Modern, secular, Portuguese intellectuals owe their origin to a class of university trained professionals that for more than one and a half century dominated the cultural and political landscape in the country - the lawyers graduated at the Universidade de Coimbra, for more than 150 years the only university existing in Portugal.
It is the culture of lawyers, with its characteristic adversity towards each other, in which life is transformed into a battlefield of mutual blame, suspicion and accusations, that is responsible for the pervasive attitude among Portuguese intellectuals of mutual hate, rivalry and rancor, and for their tendency to join in ideological groups permanently at war with each other.
It is this culture that explains why reading Portuguese newspapers, watching political or even academic debates, one gets the impression that the Portuguese do not trust and do not like each other and are thus constantly calling for fiscais and new laws to control the citizenry. It goes without saying that the people who make the laws to control their fellow citizens are the lawyers themselves, and the fiscais, certainly those in the top and most rewarding positions, are typically people with a degree in law.

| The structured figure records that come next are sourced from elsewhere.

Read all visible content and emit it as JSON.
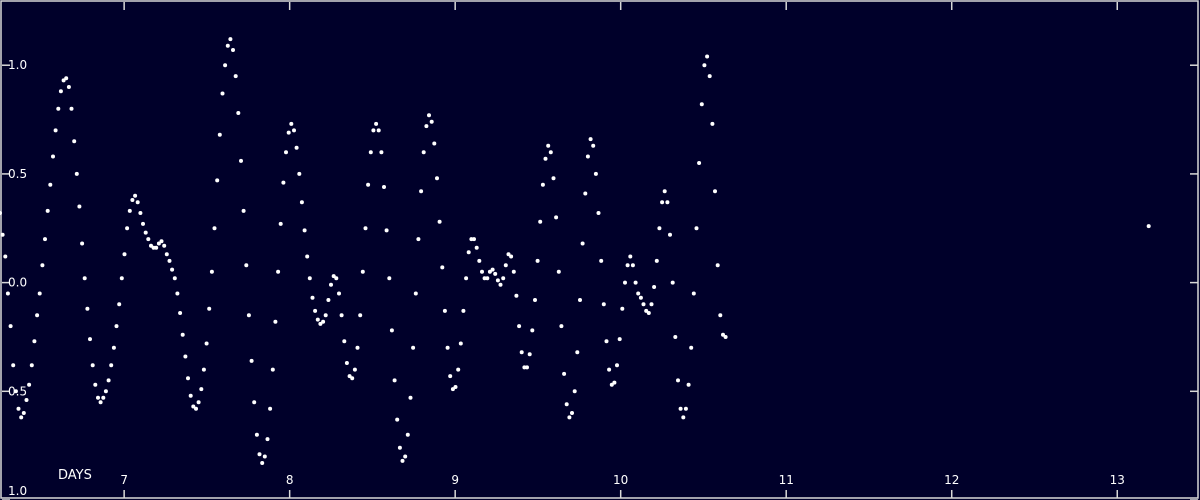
{
  "colors": {
    "background": "#00002a",
    "points": "#ffffff",
    "frame": "#d8d8d8",
    "text": "#ffffff"
  },
  "chart_data": {
    "type": "scatter",
    "xlabel": "DAYS",
    "ylabel": "",
    "title": "",
    "xlim": [
      6.25,
      13.5
    ],
    "ylim": [
      -1.0,
      1.3
    ],
    "x_ticks": [
      7,
      8,
      9,
      10,
      11,
      12,
      13
    ],
    "y_ticks": [
      -1.0,
      -0.5,
      0.0,
      0.5,
      1.0
    ],
    "y_tick_labels": [
      "1.0",
      "0.5",
      "0.0",
      "0.5",
      "1.0"
    ],
    "grid": false,
    "series": [
      {
        "marker": "dot",
        "color": "#ffffff",
        "points": [
          [
            6.25,
            0.32
          ],
          [
            6.266,
            0.22
          ],
          [
            6.282,
            0.12
          ],
          [
            6.298,
            -0.05
          ],
          [
            6.314,
            -0.2
          ],
          [
            6.33,
            -0.38
          ],
          [
            6.346,
            -0.5
          ],
          [
            6.362,
            -0.58
          ],
          [
            6.378,
            -0.62
          ],
          [
            6.394,
            -0.6
          ],
          [
            6.41,
            -0.54
          ],
          [
            6.426,
            -0.47
          ],
          [
            6.442,
            -0.38
          ],
          [
            6.458,
            -0.27
          ],
          [
            6.474,
            -0.15
          ],
          [
            6.49,
            -0.05
          ],
          [
            6.506,
            0.08
          ],
          [
            6.522,
            0.2
          ],
          [
            6.538,
            0.33
          ],
          [
            6.554,
            0.45
          ],
          [
            6.57,
            0.58
          ],
          [
            6.586,
            0.7
          ],
          [
            6.602,
            0.8
          ],
          [
            6.618,
            0.88
          ],
          [
            6.634,
            0.93
          ],
          [
            6.65,
            0.94
          ],
          [
            6.666,
            0.9
          ],
          [
            6.682,
            0.8
          ],
          [
            6.698,
            0.65
          ],
          [
            6.714,
            0.5
          ],
          [
            6.73,
            0.35
          ],
          [
            6.746,
            0.18
          ],
          [
            6.762,
            0.02
          ],
          [
            6.778,
            -0.12
          ],
          [
            6.794,
            -0.26
          ],
          [
            6.81,
            -0.38
          ],
          [
            6.826,
            -0.47
          ],
          [
            6.842,
            -0.53
          ],
          [
            6.858,
            -0.55
          ],
          [
            6.874,
            -0.53
          ],
          [
            6.89,
            -0.5
          ],
          [
            6.906,
            -0.45
          ],
          [
            6.922,
            -0.38
          ],
          [
            6.938,
            -0.3
          ],
          [
            6.954,
            -0.2
          ],
          [
            6.97,
            -0.1
          ],
          [
            6.986,
            0.02
          ],
          [
            7.002,
            0.13
          ],
          [
            7.018,
            0.25
          ],
          [
            7.034,
            0.33
          ],
          [
            7.05,
            0.38
          ],
          [
            7.066,
            0.4
          ],
          [
            7.082,
            0.37
          ],
          [
            7.098,
            0.32
          ],
          [
            7.114,
            0.27
          ],
          [
            7.13,
            0.23
          ],
          [
            7.146,
            0.2
          ],
          [
            7.162,
            0.17
          ],
          [
            7.178,
            0.16
          ],
          [
            7.194,
            0.16
          ],
          [
            7.21,
            0.18
          ],
          [
            7.226,
            0.19
          ],
          [
            7.242,
            0.17
          ],
          [
            7.258,
            0.13
          ],
          [
            7.274,
            0.1
          ],
          [
            7.29,
            0.06
          ],
          [
            7.306,
            0.02
          ],
          [
            7.322,
            -0.05
          ],
          [
            7.338,
            -0.14
          ],
          [
            7.354,
            -0.24
          ],
          [
            7.37,
            -0.34
          ],
          [
            7.386,
            -0.44
          ],
          [
            7.402,
            -0.52
          ],
          [
            7.418,
            -0.57
          ],
          [
            7.434,
            -0.58
          ],
          [
            7.45,
            -0.55
          ],
          [
            7.466,
            -0.49
          ],
          [
            7.482,
            -0.4
          ],
          [
            7.498,
            -0.28
          ],
          [
            7.514,
            -0.12
          ],
          [
            7.53,
            0.05
          ],
          [
            7.546,
            0.25
          ],
          [
            7.562,
            0.47
          ],
          [
            7.578,
            0.68
          ],
          [
            7.594,
            0.87
          ],
          [
            7.61,
            1.0
          ],
          [
            7.626,
            1.09
          ],
          [
            7.642,
            1.12
          ],
          [
            7.658,
            1.07
          ],
          [
            7.674,
            0.95
          ],
          [
            7.69,
            0.78
          ],
          [
            7.706,
            0.56
          ],
          [
            7.722,
            0.33
          ],
          [
            7.738,
            0.08
          ],
          [
            7.754,
            -0.15
          ],
          [
            7.77,
            -0.36
          ],
          [
            7.786,
            -0.55
          ],
          [
            7.802,
            -0.7
          ],
          [
            7.818,
            -0.79
          ],
          [
            7.834,
            -0.83
          ],
          [
            7.85,
            -0.8
          ],
          [
            7.866,
            -0.72
          ],
          [
            7.882,
            -0.58
          ],
          [
            7.898,
            -0.4
          ],
          [
            7.914,
            -0.18
          ],
          [
            7.93,
            0.05
          ],
          [
            7.946,
            0.27
          ],
          [
            7.962,
            0.46
          ],
          [
            7.978,
            0.6
          ],
          [
            7.994,
            0.69
          ],
          [
            8.01,
            0.73
          ],
          [
            8.026,
            0.7
          ],
          [
            8.042,
            0.62
          ],
          [
            8.058,
            0.5
          ],
          [
            8.074,
            0.37
          ],
          [
            8.09,
            0.24
          ],
          [
            8.106,
            0.12
          ],
          [
            8.122,
            0.02
          ],
          [
            8.138,
            -0.07
          ],
          [
            8.154,
            -0.13
          ],
          [
            8.17,
            -0.17
          ],
          [
            8.186,
            -0.19
          ],
          [
            8.202,
            -0.18
          ],
          [
            8.218,
            -0.15
          ],
          [
            8.234,
            -0.08
          ],
          [
            8.25,
            -0.01
          ],
          [
            8.266,
            0.03
          ],
          [
            8.282,
            0.02
          ],
          [
            8.298,
            -0.05
          ],
          [
            8.314,
            -0.15
          ],
          [
            8.33,
            -0.27
          ],
          [
            8.346,
            -0.37
          ],
          [
            8.362,
            -0.43
          ],
          [
            8.378,
            -0.44
          ],
          [
            8.394,
            -0.4
          ],
          [
            8.41,
            -0.3
          ],
          [
            8.426,
            -0.15
          ],
          [
            8.442,
            0.05
          ],
          [
            8.458,
            0.25
          ],
          [
            8.474,
            0.45
          ],
          [
            8.49,
            0.6
          ],
          [
            8.506,
            0.7
          ],
          [
            8.522,
            0.73
          ],
          [
            8.538,
            0.7
          ],
          [
            8.554,
            0.6
          ],
          [
            8.57,
            0.44
          ],
          [
            8.586,
            0.24
          ],
          [
            8.602,
            0.02
          ],
          [
            8.618,
            -0.22
          ],
          [
            8.634,
            -0.45
          ],
          [
            8.65,
            -0.63
          ],
          [
            8.666,
            -0.76
          ],
          [
            8.682,
            -0.82
          ],
          [
            8.698,
            -0.8
          ],
          [
            8.714,
            -0.7
          ],
          [
            8.73,
            -0.53
          ],
          [
            8.746,
            -0.3
          ],
          [
            8.762,
            -0.05
          ],
          [
            8.778,
            0.2
          ],
          [
            8.794,
            0.42
          ],
          [
            8.81,
            0.6
          ],
          [
            8.826,
            0.72
          ],
          [
            8.842,
            0.77
          ],
          [
            8.858,
            0.74
          ],
          [
            8.874,
            0.64
          ],
          [
            8.89,
            0.48
          ],
          [
            8.906,
            0.28
          ],
          [
            8.922,
            0.07
          ],
          [
            8.938,
            -0.13
          ],
          [
            8.954,
            -0.3
          ],
          [
            8.97,
            -0.43
          ],
          [
            8.986,
            -0.49
          ],
          [
            9.002,
            -0.48
          ],
          [
            9.018,
            -0.4
          ],
          [
            9.034,
            -0.28
          ],
          [
            9.05,
            -0.13
          ],
          [
            9.066,
            0.02
          ],
          [
            9.082,
            0.14
          ],
          [
            9.098,
            0.2
          ],
          [
            9.114,
            0.2
          ],
          [
            9.13,
            0.16
          ],
          [
            9.146,
            0.1
          ],
          [
            9.162,
            0.05
          ],
          [
            9.178,
            0.02
          ],
          [
            9.194,
            0.02
          ],
          [
            9.21,
            0.05
          ],
          [
            9.226,
            0.06
          ],
          [
            9.242,
            0.04
          ],
          [
            9.258,
            0.01
          ],
          [
            9.274,
            -0.01
          ],
          [
            9.29,
            0.02
          ],
          [
            9.306,
            0.08
          ],
          [
            9.322,
            0.13
          ],
          [
            9.338,
            0.12
          ],
          [
            9.354,
            0.05
          ],
          [
            9.37,
            -0.06
          ],
          [
            9.386,
            -0.2
          ],
          [
            9.402,
            -0.32
          ],
          [
            9.418,
            -0.39
          ],
          [
            9.434,
            -0.39
          ],
          [
            9.45,
            -0.33
          ],
          [
            9.466,
            -0.22
          ],
          [
            9.482,
            -0.08
          ],
          [
            9.498,
            0.1
          ],
          [
            9.514,
            0.28
          ],
          [
            9.53,
            0.45
          ],
          [
            9.546,
            0.57
          ],
          [
            9.562,
            0.63
          ],
          [
            9.578,
            0.6
          ],
          [
            9.594,
            0.48
          ],
          [
            9.61,
            0.3
          ],
          [
            9.626,
            0.05
          ],
          [
            9.642,
            -0.2
          ],
          [
            9.658,
            -0.42
          ],
          [
            9.674,
            -0.56
          ],
          [
            9.69,
            -0.62
          ],
          [
            9.706,
            -0.6
          ],
          [
            9.722,
            -0.5
          ],
          [
            9.738,
            -0.32
          ],
          [
            9.754,
            -0.08
          ],
          [
            9.77,
            0.18
          ],
          [
            9.786,
            0.41
          ],
          [
            9.802,
            0.58
          ],
          [
            9.818,
            0.66
          ],
          [
            9.834,
            0.63
          ],
          [
            9.85,
            0.5
          ],
          [
            9.866,
            0.32
          ],
          [
            9.882,
            0.1
          ],
          [
            9.898,
            -0.1
          ],
          [
            9.914,
            -0.27
          ],
          [
            9.93,
            -0.4
          ],
          [
            9.946,
            -0.47
          ],
          [
            9.962,
            -0.46
          ],
          [
            9.978,
            -0.38
          ],
          [
            9.994,
            -0.26
          ],
          [
            10.01,
            -0.12
          ],
          [
            10.026,
            0.0
          ],
          [
            10.042,
            0.08
          ],
          [
            10.058,
            0.12
          ],
          [
            10.074,
            0.08
          ],
          [
            10.09,
            0.0
          ],
          [
            10.106,
            -0.05
          ],
          [
            10.122,
            -0.07
          ],
          [
            10.138,
            -0.1
          ],
          [
            10.154,
            -0.13
          ],
          [
            10.17,
            -0.14
          ],
          [
            10.186,
            -0.1
          ],
          [
            10.202,
            -0.02
          ],
          [
            10.218,
            0.1
          ],
          [
            10.234,
            0.25
          ],
          [
            10.25,
            0.37
          ],
          [
            10.266,
            0.42
          ],
          [
            10.282,
            0.37
          ],
          [
            10.298,
            0.22
          ],
          [
            10.314,
            0.0
          ],
          [
            10.33,
            -0.25
          ],
          [
            10.346,
            -0.45
          ],
          [
            10.362,
            -0.58
          ],
          [
            10.378,
            -0.62
          ],
          [
            10.394,
            -0.58
          ],
          [
            10.41,
            -0.47
          ],
          [
            10.426,
            -0.3
          ],
          [
            10.442,
            -0.05
          ],
          [
            10.458,
            0.25
          ],
          [
            10.474,
            0.55
          ],
          [
            10.49,
            0.82
          ],
          [
            10.506,
            1.0
          ],
          [
            10.522,
            1.04
          ],
          [
            10.538,
            0.95
          ],
          [
            10.554,
            0.73
          ],
          [
            10.57,
            0.42
          ],
          [
            10.586,
            0.08
          ],
          [
            10.602,
            -0.15
          ],
          [
            10.618,
            -0.24
          ],
          [
            10.634,
            -0.25
          ],
          [
            13.19,
            0.26
          ]
        ]
      }
    ]
  }
}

As the Portuguese society joined the European Union in 1986 and opened to the World, many Portuguese students were sent abroad to study science, economics, medicine and other fields. Coming from a small, closed, country, this openess certainly helped them to broaden their outlooks regarding life and the universe. There is one field, however, where students could not go abroad because it is a field distinctively Portuguese, and that is law. This people have remained forever closed in their narrow, archaic, corporativistic, adversarial way of thinking and they remain, in my view, the greatest obstacle to an open, progressive, and truly free Portuguese society.
It was in this state of mind that, a few days ago, I entered the New Year. I could not free myself of thinking about Fichte´s solution to get rid of what he saw as the inconveniences caused by the Jews in the Germany of his time. Thus, for 2008 my great wish turned out in my imagination to be that I would become sufficiently wealthy to send all the Portuguese people having an academic background in law - Direito, as it is called here - to a paradise island for a period of ten years, with all conveniences of life freely available.
I am quite sure that one month later that paradise island would be turned into an inferno. But I am equally sure that the almost ten million Portuguese people remaining in the country would enjoy the most prosperous, free and peaceful decade of their lives.